Functional connectivity signatures in fMRI-derived connectome for the diagnosis of autism spectrum disorder

Abstract

Rearrangement of synaptic connectivity is believed to be involved in shaping neuronal connections during brain developmental in early childhood, which determine mental health and behaviour of an individual. We here compare two types of the functional connectivity patterns: i) changes of healthy infants (3.7–32.6 months) to adults (25–35 yrs), reflecting normal developmental pattern, and ii) changes of healthy infants to autism spectrum disorder (ASD) patients (9.3–35.2 yrs), which encapsulate both developmental and ASD-specific pathological pattern. Using graph-based network parameters in the fMRI-derived connectome, we quantified changes and calculated average and median percent differences of various brain lobes. The connectome-to-connectome comparison suggests that synaptic rewiring is primarily concentrated in intra-thalamic and inter-lobe connections with the thalamus, and the ASD patients were characterised by significant thalamo-cortical hyperconnectivity. The average percent difference of the functional connectivity between ASD patients and adults for thalamus were as high as 82.58 % (degree), 72.8 % (betweenness centrality) 17.41 % (clustering coefficient) and 10.77/15.57 % (global/local efficiency).
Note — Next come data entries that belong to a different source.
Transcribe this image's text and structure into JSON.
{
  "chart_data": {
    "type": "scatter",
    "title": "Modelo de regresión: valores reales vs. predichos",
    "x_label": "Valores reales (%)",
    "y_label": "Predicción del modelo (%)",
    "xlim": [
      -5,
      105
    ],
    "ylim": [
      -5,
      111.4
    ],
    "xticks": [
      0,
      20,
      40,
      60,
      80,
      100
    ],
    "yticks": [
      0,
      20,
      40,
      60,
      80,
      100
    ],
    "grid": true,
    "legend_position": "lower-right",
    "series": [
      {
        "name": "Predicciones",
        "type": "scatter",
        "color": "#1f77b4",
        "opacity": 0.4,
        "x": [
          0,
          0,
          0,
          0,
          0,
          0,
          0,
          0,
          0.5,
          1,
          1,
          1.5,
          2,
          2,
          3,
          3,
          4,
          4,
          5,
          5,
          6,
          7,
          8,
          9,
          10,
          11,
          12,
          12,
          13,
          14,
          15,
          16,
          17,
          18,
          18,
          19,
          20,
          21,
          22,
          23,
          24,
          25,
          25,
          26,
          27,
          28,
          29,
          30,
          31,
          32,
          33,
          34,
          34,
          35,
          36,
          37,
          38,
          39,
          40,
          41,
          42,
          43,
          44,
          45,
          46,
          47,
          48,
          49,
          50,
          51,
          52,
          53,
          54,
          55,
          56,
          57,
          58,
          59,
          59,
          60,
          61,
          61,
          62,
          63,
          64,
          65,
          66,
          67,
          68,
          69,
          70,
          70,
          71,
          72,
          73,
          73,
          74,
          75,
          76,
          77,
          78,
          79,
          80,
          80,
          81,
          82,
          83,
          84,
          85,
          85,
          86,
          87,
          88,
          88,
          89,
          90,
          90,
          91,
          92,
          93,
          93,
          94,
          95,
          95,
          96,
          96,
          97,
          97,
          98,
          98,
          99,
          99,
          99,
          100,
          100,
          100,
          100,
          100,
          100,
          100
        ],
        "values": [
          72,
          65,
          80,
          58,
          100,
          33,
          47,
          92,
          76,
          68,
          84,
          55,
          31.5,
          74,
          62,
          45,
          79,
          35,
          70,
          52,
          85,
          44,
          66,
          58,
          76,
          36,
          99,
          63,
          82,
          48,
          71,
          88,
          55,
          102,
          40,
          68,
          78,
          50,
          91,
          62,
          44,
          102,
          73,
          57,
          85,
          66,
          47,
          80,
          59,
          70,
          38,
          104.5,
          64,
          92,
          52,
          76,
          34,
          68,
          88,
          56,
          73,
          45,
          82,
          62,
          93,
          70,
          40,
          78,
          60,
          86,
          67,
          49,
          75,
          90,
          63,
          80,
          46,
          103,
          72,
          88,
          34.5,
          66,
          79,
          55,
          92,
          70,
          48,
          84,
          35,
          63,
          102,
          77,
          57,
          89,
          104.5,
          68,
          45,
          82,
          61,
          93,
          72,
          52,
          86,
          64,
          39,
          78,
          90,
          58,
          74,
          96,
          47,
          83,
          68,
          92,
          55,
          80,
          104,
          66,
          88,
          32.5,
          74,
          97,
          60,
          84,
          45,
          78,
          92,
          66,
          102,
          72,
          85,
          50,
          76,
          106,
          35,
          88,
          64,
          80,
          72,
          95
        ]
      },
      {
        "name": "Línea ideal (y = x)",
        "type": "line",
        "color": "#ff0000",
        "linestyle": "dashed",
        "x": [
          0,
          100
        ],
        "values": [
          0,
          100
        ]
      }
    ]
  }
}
Regression models were built for normal brain development using functional connection data of healthy infants, child, adolescents and adults for each brain lobe. These regression curves suggest linearly increasing trends of functional connections from infant to adult in all brain lobes except in thalamus. Functional connections of ASD data are significantly different from this trends and characterized by significant overconnectivity. The distinct functional network signatures have the potential to serve as diagnostic markers of ASD. Towards this end, a method has been developed. The method can distinguish ASD subjects from their typically developing peers and healthy individuals with reasonable accuracy and specificity.